In [1]:
import torch
import torch.nn as nn
import torchvision
import torchvision.transforms as transforms
import matplotlib.pyplot as plt
from VGG_hc import VGG19
import time
import os
os.environ['CUDA_VISIBLE_DEVICES'] = '0,1'
%matplotlib inline

## Processing

In [2]:
# 利用torchvision对图像数据预处理
train_transform = transforms.Compose([
    transforms.Resize(256),
    transforms.RandomResizedCrop(224),
    transforms.RandomAffine(degrees=15,scale=(0.8,1.5)),
    transforms.ToTensor(),
    transforms.Normalize([0.485, 0.456, 0.406], [0.229, 0.224, 0.225])
])

val_transform = transforms.Compose([
    transforms.Resize(256),
    transforms.CenterCrop(224),
    transforms.ToTensor(),
    transforms.Normalize([0.485, 0.456, 0.406], [0.229, 0.224, 0.225])
])

trainset = torchvision.datasets.ImageFolder(root='train/', transform=train_transform)
trainloader = torch.utils.data.DataLoader(trainset, batch_size=20, shuffle=True, num_workers=4)
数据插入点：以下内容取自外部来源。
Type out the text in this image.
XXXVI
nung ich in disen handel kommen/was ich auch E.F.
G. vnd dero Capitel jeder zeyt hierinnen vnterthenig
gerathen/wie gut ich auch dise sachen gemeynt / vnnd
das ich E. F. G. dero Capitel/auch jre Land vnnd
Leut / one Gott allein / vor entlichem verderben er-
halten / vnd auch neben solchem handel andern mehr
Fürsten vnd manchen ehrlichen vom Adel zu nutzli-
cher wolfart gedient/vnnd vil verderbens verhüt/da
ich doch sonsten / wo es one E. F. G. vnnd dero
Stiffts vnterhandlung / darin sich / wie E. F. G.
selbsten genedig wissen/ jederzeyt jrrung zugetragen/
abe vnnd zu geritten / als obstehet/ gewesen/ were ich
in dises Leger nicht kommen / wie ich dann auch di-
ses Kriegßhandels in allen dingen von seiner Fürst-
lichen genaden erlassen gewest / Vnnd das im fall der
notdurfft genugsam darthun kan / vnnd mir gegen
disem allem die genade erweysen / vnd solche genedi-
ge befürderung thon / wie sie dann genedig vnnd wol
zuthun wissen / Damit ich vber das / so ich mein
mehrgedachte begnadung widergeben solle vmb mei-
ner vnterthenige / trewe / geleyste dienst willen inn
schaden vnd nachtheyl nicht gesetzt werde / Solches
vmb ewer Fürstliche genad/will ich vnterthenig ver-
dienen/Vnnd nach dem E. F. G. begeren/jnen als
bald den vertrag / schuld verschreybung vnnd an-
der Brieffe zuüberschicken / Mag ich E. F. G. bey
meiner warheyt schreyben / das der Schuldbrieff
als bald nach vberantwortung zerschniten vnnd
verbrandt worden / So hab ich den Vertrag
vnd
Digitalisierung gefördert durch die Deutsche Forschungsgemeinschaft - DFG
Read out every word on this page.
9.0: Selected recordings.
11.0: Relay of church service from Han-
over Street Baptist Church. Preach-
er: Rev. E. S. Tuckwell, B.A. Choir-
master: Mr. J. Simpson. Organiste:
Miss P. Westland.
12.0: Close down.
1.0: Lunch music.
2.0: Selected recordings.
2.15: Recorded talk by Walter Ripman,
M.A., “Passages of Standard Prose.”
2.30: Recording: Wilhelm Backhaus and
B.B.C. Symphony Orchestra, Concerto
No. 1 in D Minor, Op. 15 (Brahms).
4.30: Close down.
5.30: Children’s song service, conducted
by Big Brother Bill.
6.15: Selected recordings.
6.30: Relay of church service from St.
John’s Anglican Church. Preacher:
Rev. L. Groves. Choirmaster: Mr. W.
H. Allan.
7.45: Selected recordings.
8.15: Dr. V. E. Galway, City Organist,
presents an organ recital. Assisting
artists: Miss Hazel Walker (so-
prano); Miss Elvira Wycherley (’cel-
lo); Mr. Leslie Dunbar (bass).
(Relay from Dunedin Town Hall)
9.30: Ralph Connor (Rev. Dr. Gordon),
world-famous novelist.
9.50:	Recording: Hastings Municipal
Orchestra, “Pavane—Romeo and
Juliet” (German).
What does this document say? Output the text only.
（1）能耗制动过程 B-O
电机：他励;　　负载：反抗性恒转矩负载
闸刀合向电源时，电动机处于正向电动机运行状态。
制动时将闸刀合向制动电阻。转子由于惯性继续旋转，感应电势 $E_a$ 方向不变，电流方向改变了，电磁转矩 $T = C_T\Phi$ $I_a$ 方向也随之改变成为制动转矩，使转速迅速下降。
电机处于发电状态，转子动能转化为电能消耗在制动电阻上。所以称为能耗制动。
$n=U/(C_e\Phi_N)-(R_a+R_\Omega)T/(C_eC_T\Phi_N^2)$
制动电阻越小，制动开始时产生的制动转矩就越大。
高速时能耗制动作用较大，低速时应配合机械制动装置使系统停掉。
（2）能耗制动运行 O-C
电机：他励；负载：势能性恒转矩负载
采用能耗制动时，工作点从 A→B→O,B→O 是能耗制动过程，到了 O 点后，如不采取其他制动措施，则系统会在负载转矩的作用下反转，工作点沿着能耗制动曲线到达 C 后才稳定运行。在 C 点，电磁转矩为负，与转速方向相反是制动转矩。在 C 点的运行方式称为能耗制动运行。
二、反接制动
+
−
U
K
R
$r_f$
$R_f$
valset = torchvision.datasets.ImageFolder(root='valid/', transform=val_transform)
valloader = torch.utils.data.DataLoader(valset, batch_size=20, shuffle=False, num_workers=4)

In [3]:
# 展示训练样本和测试样本数
print(len(trainloader))
print(len(valloader))
# CPU 或者 GPU
device = torch.device('cuda:0' if torch.cuda.is_available() else 'cpu')
# 初始化网络,加载预训练模型
model = VGG19(num_classes=40, init_weights=False)
model_dict = model.state_dict()
state_dict = torch.load('vgg19-dcbb9e9d.pth')
new_state_dict = {k: v for k, v in state_dict.items() if k in model_dict}
model_dict.update(new_state_dict)
model.load_state_dict(model_dict)

859
119


<All keys matched successfully>

## Training

In [4]:
# 查看GPU可用情况
if torch.cuda.device_count()>1:
    print('We are using',torch.cuda.device_count(),'GPUs!')
    model = nn.DataParallel(model)
model.to(device)

# 定义loss function和优化器
criterion = nn.CrossEntropyLoss()
optimizer = torch.optim.SGD(model.parameters(), lr=0.0001, momentum=0.9)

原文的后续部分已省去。